The second mechanism is the reuse of data for enhanced efficiency. As IoT technologies deeply intertwine with production, economic operations, and social governance, vast amounts of knowledge and skills become encoded into data. Digitalized knowledge exhibits unique characteristics that allow for low-cost, scalable reusability across various entities and contexts. If the industrial economy achieved the large-scale replication of physical products, the digital economy enables the large-scale replication of knowledge and skills. A salient example is the use of large models which interact with proficient employees to "extract" and encode skills into data that can be reused across other personnel within an organization, thereby boosting overall workplace productivity. By accelerating knowledge diffusion and technological spread, the low-cost reuse of data elements can significantly shorten innovation cycles and foster macroeconomic growth.
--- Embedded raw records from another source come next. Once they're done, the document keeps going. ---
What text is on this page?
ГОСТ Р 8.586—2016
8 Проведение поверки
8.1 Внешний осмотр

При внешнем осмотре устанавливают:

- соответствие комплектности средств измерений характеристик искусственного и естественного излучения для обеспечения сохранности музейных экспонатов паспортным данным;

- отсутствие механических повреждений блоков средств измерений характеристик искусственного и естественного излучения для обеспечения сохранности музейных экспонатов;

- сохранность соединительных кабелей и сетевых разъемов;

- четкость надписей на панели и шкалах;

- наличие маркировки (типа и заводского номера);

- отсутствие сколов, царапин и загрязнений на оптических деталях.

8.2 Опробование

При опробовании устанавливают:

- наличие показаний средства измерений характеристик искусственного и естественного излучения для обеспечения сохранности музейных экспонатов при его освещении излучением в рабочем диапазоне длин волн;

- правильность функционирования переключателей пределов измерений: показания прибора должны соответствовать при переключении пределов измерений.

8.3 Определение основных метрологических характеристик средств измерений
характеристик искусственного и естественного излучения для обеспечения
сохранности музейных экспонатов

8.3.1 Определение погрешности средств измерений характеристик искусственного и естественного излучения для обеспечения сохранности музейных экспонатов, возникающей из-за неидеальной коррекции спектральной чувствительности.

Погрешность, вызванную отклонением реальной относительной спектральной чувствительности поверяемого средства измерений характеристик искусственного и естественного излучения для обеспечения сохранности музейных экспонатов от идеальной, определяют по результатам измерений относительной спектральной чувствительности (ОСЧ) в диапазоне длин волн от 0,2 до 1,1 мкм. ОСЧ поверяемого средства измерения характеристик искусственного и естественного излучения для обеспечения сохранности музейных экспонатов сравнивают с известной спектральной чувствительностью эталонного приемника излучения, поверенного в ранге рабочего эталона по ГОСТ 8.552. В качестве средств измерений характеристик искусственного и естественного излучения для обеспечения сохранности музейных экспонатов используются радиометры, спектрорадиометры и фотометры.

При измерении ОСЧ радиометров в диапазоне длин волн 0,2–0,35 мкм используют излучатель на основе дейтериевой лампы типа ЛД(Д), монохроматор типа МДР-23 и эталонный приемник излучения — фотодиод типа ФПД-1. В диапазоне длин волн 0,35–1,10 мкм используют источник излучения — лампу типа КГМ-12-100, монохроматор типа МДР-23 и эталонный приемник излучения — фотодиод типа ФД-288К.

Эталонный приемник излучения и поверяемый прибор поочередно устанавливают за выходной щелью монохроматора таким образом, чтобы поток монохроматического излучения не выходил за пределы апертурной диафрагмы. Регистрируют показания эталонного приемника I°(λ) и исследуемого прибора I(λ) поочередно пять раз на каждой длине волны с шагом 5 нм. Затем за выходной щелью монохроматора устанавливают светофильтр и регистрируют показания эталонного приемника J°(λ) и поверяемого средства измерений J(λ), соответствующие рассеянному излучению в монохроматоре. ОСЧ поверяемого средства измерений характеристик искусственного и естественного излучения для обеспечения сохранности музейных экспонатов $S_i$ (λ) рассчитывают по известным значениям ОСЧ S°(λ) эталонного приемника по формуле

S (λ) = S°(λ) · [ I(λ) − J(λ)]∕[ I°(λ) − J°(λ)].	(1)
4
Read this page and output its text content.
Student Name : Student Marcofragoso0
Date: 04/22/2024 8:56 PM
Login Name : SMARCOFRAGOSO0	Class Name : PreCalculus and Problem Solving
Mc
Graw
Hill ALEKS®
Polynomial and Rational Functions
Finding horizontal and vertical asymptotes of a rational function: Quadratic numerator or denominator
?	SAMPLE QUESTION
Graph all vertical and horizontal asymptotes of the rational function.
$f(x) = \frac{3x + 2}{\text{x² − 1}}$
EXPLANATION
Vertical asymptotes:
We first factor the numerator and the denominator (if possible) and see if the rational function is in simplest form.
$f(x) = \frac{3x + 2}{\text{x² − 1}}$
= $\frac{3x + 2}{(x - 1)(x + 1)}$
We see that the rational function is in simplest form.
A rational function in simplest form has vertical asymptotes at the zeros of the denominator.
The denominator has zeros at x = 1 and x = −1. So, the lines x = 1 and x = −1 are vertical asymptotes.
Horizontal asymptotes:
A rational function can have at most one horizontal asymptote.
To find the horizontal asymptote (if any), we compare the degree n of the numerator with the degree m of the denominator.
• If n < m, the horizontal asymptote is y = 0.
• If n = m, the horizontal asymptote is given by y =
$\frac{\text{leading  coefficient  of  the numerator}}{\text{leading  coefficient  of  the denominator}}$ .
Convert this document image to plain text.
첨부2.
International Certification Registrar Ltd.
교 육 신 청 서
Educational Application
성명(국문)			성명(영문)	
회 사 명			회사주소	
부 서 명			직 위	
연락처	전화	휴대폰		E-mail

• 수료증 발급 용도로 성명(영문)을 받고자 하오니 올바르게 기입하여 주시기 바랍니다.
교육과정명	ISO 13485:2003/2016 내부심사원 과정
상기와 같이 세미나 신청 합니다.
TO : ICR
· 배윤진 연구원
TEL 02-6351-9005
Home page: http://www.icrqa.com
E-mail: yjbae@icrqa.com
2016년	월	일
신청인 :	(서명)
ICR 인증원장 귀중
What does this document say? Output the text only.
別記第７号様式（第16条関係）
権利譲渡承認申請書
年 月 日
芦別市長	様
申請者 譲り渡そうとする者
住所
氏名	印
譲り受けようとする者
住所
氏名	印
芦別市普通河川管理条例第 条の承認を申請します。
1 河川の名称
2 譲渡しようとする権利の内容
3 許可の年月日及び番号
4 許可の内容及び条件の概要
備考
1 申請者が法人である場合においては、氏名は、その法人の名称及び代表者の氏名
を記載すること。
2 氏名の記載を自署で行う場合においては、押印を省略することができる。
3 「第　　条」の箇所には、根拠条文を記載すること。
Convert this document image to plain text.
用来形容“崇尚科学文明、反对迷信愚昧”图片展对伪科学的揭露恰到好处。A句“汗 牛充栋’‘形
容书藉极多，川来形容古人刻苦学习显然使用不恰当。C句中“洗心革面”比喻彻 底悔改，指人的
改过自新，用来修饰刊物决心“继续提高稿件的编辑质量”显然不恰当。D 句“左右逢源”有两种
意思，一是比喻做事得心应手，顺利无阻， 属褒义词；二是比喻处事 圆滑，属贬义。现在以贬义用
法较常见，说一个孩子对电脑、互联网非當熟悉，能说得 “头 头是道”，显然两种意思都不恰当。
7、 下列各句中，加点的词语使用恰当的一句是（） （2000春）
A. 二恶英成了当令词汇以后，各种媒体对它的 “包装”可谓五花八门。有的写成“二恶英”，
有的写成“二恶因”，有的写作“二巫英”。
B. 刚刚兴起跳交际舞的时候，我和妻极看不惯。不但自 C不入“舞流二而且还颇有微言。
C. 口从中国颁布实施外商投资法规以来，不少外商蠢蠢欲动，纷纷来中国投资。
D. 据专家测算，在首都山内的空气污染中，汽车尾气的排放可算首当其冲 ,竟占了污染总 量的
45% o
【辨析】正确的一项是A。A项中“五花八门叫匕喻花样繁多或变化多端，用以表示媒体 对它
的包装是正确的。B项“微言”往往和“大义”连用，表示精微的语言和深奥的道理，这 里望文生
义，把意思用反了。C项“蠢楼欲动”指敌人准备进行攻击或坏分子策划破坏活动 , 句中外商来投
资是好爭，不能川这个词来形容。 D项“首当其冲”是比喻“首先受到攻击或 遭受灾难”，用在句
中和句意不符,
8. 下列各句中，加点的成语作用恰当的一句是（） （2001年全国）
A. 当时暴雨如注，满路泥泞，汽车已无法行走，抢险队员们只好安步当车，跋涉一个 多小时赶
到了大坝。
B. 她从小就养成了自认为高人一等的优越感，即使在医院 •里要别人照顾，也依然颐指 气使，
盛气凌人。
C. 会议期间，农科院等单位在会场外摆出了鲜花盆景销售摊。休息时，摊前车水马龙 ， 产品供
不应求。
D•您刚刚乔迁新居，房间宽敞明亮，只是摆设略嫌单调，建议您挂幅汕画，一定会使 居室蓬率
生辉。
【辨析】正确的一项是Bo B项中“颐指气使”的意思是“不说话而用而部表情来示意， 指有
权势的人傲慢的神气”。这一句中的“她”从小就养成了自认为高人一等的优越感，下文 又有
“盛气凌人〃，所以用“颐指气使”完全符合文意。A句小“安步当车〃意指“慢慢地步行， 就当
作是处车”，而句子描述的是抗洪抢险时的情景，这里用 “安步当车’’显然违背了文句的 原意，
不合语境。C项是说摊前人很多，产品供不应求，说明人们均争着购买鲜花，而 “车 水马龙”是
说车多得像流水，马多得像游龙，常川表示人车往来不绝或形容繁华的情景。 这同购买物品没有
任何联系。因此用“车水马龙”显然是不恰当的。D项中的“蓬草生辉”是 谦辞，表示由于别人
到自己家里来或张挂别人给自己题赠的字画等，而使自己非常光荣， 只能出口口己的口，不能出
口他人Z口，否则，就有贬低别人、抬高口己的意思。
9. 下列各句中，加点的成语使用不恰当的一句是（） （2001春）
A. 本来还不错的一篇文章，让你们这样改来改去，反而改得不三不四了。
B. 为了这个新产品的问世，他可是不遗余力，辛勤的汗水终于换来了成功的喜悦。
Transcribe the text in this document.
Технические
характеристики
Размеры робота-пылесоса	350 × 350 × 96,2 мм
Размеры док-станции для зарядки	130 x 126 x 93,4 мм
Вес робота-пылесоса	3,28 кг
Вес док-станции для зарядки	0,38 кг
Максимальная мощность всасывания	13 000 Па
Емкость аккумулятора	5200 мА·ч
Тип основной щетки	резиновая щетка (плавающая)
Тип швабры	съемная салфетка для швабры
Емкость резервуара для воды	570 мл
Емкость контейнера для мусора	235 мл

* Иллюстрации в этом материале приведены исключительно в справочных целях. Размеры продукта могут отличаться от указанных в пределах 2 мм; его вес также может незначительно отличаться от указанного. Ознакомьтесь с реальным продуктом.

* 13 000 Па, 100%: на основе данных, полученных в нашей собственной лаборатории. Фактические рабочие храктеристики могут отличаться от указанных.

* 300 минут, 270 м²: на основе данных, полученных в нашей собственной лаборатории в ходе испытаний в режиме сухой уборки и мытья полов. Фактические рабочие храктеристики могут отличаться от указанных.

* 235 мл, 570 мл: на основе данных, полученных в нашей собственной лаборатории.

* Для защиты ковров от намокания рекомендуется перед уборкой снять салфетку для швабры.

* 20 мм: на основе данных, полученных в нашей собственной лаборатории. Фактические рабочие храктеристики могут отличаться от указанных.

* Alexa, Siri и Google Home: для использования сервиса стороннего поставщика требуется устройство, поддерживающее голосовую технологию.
The third mechanism, fusion innovation, encourages shifts in scientific paradigms and enhances technological innovation capability. By integrating data elements into specialized knowledge domains, combining them with domain expertise can help uncover new patterns, develop novel theories, and create fresh knowledge or technologies. A prime example of this is DeepMind’s AlphaFold, which leverages biological information data analytics and deep learning for groundbreaking advancements in understanding protein folding. Through the sharing and circulation of data elements, resources and technologies can proliferate across different industries, facilitating deeper integration and spawning new industries and services. Tesla exemplifies this through its collection and analysis of vast vehicular data, continuously optimizing vehicle safety and efficiency using autonomous driving algorithms based on Full Self-Driving (FSD) technology and proprietary AI innovations from its Dojo supercomputer.
Viewing the development and application of IoT technology through the lens of "data elements" offers a fresh understanding of the interrelationship between technological innovation and economic growth while also promoting new avenues for driving economic advancement. In this context, "connection" emerges as the foundational aspect of IoT technology, whereas "circulation" acts as the prerequisite for data elements to unleash their multiplier effects. To fully unlock the value of IoT technology and leverage the multiplier effect of data elements, cooperation among nations on technological research and development, data governance, and standard-setting is paramount. Currently, China is actively engaged in cross-border collaborations on digital infrastructure projects while strenuously promoting international interoperability of data elements. By aligning with international frameworks such as the Digital Economy Partnership Agreement (DEPA) and the Comprehensive and Progressive Agreement for Trans-Pacific Partnership (CPTPP), China aims to establish a new landscape of open and mutually beneficial cooperation for digital economy development at high levels.